Alienware Command Center
The Aurora R10 sports an improved version of Alienware’s Command Center software, which lets you manage your system performance and game library in addition to customizing the backlighting. The app will automatically detect any games on your system and let you program specific themes for them (including custom lighting and power modes). You can also monitor your CPU and GPU temperature and usage and toggle overclocking for when you need extra performance. There’s also the aforementioned Alienware FX lighting menu, which makes it easy to play with the lighting for the Aurora, as well as any Alienware peripherals you have hooked up.

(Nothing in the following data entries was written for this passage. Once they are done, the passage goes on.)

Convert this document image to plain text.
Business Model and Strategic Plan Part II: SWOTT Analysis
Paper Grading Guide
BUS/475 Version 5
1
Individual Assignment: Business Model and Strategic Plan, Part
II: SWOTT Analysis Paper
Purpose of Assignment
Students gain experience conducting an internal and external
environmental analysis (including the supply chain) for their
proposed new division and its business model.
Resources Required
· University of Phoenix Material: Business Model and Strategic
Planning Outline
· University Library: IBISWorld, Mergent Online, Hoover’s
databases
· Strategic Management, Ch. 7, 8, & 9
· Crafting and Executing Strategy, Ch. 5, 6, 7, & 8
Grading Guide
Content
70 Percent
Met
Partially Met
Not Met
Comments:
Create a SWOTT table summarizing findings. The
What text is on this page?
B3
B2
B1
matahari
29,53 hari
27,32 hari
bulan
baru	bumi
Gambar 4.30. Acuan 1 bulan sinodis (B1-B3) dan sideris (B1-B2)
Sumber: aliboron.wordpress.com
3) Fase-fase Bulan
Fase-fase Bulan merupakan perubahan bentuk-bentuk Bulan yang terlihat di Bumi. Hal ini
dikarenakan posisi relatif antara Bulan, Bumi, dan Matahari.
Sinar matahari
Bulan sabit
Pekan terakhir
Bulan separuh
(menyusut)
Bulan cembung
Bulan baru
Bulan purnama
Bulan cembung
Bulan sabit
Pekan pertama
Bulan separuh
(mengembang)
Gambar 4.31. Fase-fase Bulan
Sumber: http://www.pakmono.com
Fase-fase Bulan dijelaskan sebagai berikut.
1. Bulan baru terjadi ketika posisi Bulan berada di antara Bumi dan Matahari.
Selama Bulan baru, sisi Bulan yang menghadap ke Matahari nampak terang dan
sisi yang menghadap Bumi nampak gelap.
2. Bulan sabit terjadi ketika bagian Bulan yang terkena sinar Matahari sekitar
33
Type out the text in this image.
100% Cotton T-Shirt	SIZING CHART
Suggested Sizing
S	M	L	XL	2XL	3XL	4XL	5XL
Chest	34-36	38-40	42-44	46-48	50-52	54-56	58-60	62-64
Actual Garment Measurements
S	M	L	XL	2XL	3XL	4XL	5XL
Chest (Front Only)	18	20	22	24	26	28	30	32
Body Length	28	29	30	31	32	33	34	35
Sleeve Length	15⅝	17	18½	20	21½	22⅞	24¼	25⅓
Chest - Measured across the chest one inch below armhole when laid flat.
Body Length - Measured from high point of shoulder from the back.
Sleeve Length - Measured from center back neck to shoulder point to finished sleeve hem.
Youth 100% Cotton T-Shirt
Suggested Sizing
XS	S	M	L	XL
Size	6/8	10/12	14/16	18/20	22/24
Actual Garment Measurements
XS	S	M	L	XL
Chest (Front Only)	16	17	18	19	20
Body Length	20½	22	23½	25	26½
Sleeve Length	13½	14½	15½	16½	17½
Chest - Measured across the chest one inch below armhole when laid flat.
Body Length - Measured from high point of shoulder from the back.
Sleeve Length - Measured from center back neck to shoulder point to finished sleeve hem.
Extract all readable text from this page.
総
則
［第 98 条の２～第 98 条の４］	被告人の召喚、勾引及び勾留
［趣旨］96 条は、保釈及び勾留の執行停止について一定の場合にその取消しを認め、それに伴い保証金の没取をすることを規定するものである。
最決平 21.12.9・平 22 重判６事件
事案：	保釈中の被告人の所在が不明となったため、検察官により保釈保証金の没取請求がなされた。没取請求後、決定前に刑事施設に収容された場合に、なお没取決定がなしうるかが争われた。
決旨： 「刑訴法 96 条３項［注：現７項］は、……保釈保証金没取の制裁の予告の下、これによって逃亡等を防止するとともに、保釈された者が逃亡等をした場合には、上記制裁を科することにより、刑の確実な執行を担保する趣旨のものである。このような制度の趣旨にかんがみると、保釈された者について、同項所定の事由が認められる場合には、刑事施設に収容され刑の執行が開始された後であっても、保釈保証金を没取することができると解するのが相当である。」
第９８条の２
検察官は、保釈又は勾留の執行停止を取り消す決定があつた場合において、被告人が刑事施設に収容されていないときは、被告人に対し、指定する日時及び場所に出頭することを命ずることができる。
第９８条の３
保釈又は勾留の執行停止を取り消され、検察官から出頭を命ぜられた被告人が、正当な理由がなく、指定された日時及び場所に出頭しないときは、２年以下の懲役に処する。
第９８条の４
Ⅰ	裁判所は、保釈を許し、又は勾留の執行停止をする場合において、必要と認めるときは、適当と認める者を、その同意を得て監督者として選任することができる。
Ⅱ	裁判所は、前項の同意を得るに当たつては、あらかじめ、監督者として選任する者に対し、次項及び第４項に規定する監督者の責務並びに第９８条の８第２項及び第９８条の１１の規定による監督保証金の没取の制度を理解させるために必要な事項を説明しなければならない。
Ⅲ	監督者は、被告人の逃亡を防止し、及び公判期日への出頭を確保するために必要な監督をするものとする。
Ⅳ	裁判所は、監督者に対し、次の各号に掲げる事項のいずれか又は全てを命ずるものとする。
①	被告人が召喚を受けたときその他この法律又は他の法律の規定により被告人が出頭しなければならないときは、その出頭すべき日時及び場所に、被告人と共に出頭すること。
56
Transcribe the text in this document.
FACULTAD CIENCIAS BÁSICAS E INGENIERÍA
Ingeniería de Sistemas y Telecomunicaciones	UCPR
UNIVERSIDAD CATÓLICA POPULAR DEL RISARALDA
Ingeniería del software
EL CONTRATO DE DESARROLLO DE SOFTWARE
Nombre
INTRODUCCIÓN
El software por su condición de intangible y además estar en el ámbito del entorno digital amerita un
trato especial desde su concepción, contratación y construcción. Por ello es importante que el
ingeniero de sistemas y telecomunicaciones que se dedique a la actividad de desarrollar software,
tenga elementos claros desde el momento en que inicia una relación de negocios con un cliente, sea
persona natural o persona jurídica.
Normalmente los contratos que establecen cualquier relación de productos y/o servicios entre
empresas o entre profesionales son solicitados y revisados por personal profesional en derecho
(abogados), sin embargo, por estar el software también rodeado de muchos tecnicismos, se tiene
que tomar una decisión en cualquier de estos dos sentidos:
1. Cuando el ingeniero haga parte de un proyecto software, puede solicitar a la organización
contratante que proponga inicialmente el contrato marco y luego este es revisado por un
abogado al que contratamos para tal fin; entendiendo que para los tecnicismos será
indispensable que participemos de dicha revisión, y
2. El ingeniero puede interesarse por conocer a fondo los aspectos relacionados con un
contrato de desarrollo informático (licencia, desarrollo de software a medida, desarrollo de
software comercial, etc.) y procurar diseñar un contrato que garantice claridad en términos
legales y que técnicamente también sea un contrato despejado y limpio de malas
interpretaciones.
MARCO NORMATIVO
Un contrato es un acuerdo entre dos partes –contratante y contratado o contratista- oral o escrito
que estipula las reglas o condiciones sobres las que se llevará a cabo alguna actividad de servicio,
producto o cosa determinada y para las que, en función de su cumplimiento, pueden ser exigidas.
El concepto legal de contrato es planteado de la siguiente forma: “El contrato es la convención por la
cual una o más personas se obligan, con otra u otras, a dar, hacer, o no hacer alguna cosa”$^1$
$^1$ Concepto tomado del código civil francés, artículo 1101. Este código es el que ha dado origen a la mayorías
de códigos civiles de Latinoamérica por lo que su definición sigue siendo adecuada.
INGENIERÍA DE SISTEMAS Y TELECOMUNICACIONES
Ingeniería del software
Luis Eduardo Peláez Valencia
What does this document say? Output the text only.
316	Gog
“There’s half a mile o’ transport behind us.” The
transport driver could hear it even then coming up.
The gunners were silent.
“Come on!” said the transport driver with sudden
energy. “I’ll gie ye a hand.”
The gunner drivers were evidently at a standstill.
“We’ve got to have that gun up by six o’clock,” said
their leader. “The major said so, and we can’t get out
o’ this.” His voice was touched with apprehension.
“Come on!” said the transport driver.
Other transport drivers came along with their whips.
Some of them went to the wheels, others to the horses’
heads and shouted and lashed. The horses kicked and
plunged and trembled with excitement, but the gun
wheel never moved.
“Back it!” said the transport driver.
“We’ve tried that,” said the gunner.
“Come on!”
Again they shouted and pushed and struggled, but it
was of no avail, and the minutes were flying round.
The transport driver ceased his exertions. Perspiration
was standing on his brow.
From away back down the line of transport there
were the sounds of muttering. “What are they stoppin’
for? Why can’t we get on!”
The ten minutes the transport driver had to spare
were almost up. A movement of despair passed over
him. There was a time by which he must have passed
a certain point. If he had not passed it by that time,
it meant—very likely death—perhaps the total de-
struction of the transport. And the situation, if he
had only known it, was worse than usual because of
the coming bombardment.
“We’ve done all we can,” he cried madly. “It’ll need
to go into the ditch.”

If you’re looking for an AMD-powered gaming PC that can be configured with incredibly powerful components and can be upgraded hassle-free down the line, the Aurora R10 Ryzen Edition is among the best in its class. The machine’s AMD Ryzen CPU and Nvidia RTX options can handle modern games in 4K at smooth frame rates, and the machine’s slick, RGB-lit design makes an attractive complement to any command center.
If you want similar performance in a more compact chassis and don’t mind sacrificing upgradability, the Corsair One i160 ($3,399) is worth considering. HP’s Omen Obelisk is a tad sleeker (complete with a transparent side panel) and offers similar power for the price, but it’s not quite as hassle-free as the Aurora when it comes to tool-free tinkering. The Aurora continues to hit a sweet spot between performance and ease of use, and the R10 is the best version of this PC yet.